Mata Crys tiba-tiba berbinar dan dia duduk di samping Liv. 

“Lagi nunggu chat dari Febri ya? Gimana progresnya?” 

Liv mengibaskan tangannya. “Gue sama Febri cuma temen.”

“Ah masa?” goda Crystal sambil mendorong pelan tubuh Liv. 

“Dia naksir gue, gue tahu,” Liv mendengus. 

Crystal tertawa. “Pede gila.”

“Terakhir kita jalan bareng tuh dia megang tangan gue gitu. Tiba-tiba aja,” ce;etuk Liv.

“Lo pegang balik nggak?” 

“Yah, iya,” jawab Liv sambil merona malu.

“Berarti lo suka juga kan?” Crystal menunjuk. 

“Nggak berarti apa-apa ya Crys,” Liv berkata sok tegas. 

“Ih ya nggak apa-apa kali kalau lo jadian sama Febri. Asli deh gue ikut seneng. Banget! Febri orangnya baik, ramah, ganteng, seru, pinter,” Crystal melipat jarinya setiap menyebut kualitas diri Febri. 

“Ya lo aja yang pacarin Febri,” Liv menjulurkan lidahnya.

“Terus Jamie dikemanain?” Crytal berdecak, menyebut nama pacarnya. Si Ketua BEM yang pintar. 

“Taro aja di Depok,” jawab Liv asal. 

Crystal tertawa lebar. “Jadi tunggu apa lagi? Kapan kencan lagi?” 

Sebelum Liv bisa menjawab, ponsel Liv berdering. Liv dan Crystal sama-sama melihat ke layar untuk mencari tahu siapa yang menelepon. Nama Febri muncul di layar dan otomatis membuat Crystal tertawa lebih lebar dan mengejek Liv lebih parah. 

Liv yang malu segera mengangkat telepon dan menjauh dari Liv. Padahal bukan telepon dari orang ini yang dia tunggu. Liv menunggu telepon dari Ian. Liv ingin tahu bagaiman kondisi laptop Ian setelah insiden itu. Liv merasa sebenarnya ia dan Ian bisa berhubungan baik jika satu sama lain menurunkan tingakt kegalakan dan kedinginannya. Toh kemarin saat Liv membuatkan kue untuk Ian, Ian tidak bersikap galak sama sekali.

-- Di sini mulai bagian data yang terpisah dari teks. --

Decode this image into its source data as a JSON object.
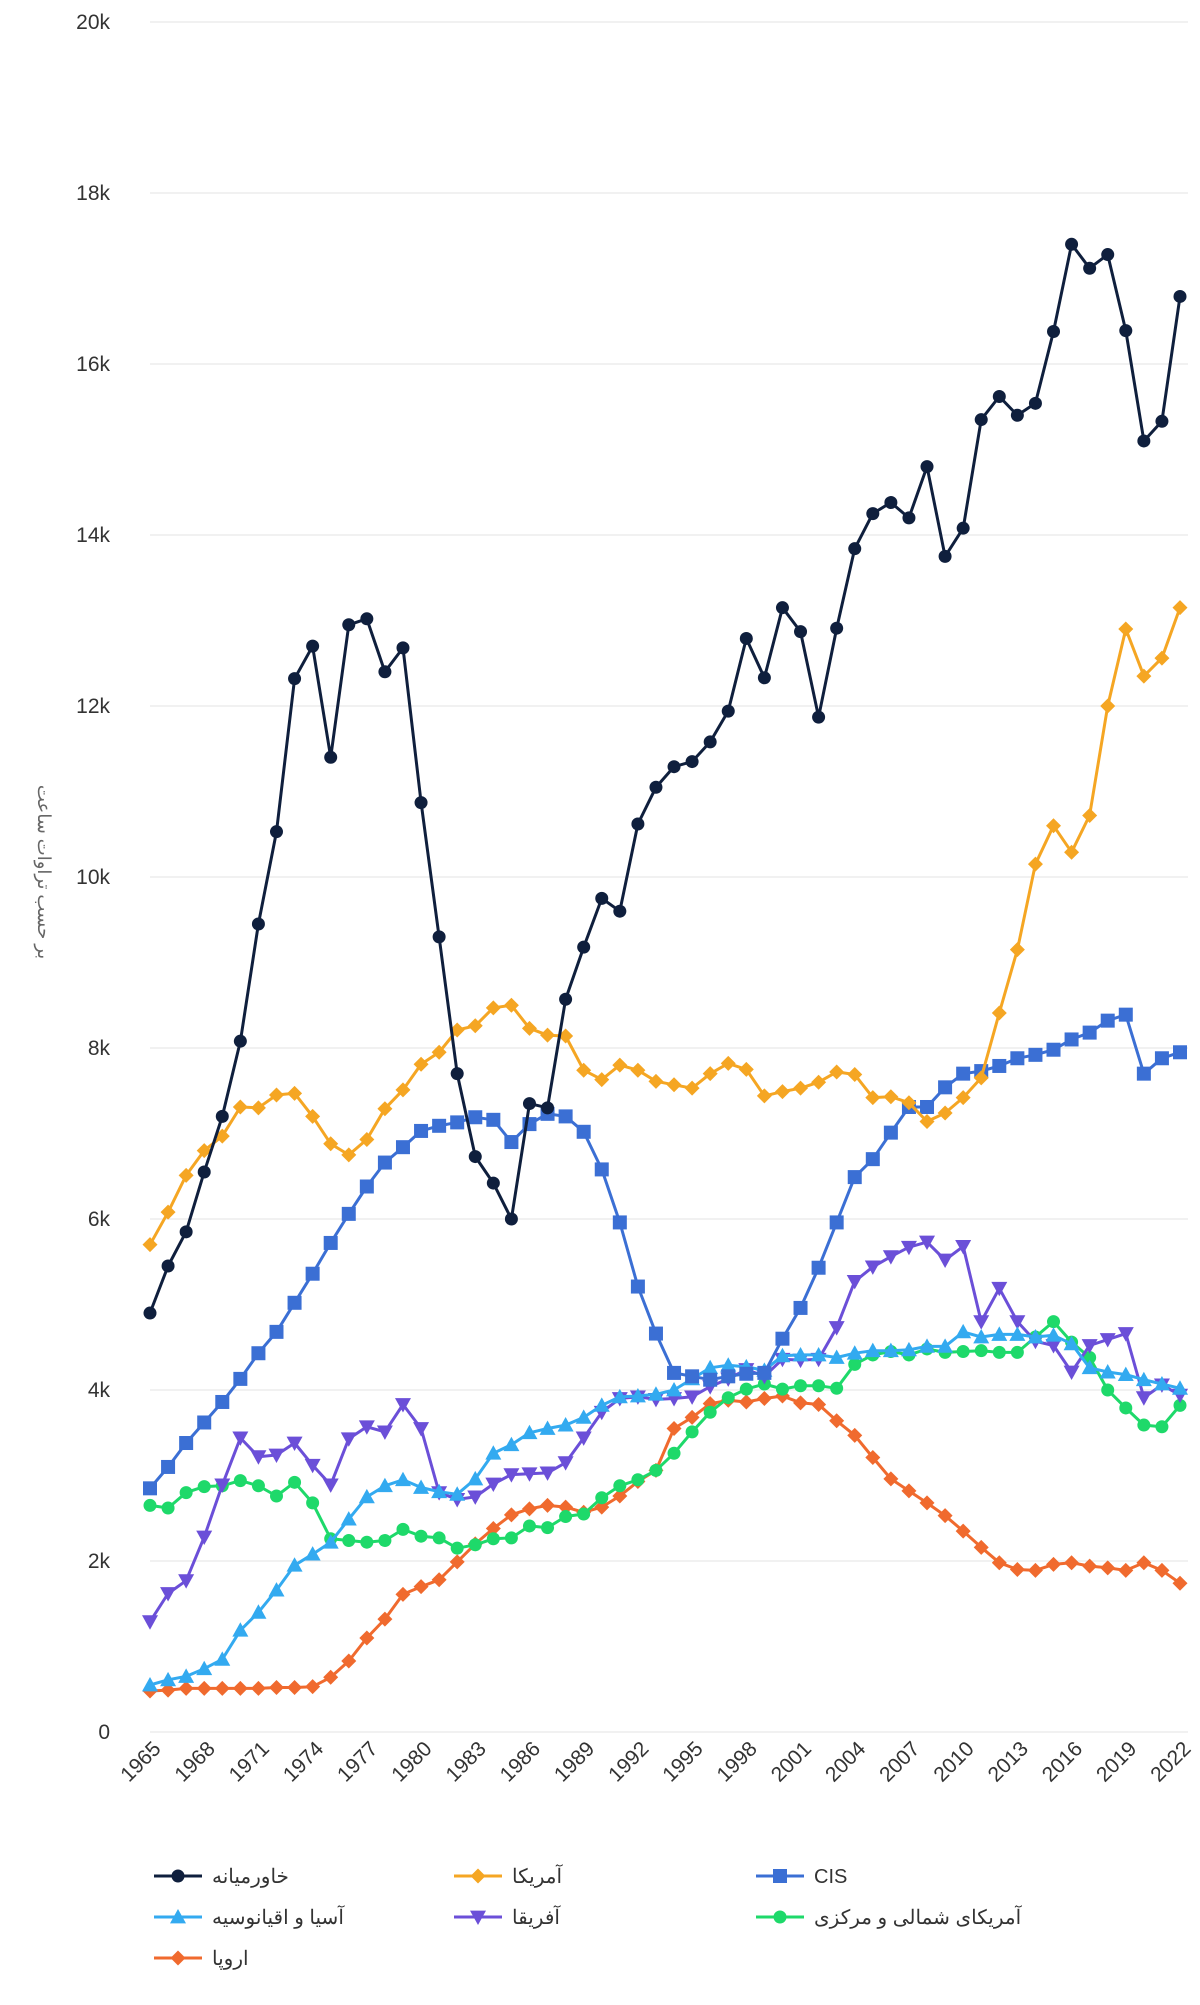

Dengan berat hati Liv menghela nafas. Mungkin memang belum waktunya dia bersikap baik dengan tetangganya itu. Tetangga cupu yang galak.


*** 


Dua minggu berlalu sejak kejadian Liv menumpahkan Coca Cola di laptop Ian. Ian tidak menghubungi Liv seperti permintaan Liv melalui pesan yang ditempel di pintu kamarnya. Ian juga tidak bertemu dengan Liv dalam perjalanan pergi maupun pulangnya. iPad yang diberikan oleh Liv pun masih tersimpan begitu saja di lemari ruang tamu. Ian belum menentukan apan yang akan dia lakukan teradap iPad tersebut. 

Tenggat waktu project-nya sudah selesai. Atasan dan seluruh timnya puas dengan hasil yang dicapai. Hal ini membuat Surat Peringatan Ian dicabut dan dia kembali menjadi karyawan dengan status yang bersih. Ian kembali bisa pulang dan pergi bekerja dalam waktu yang normal. 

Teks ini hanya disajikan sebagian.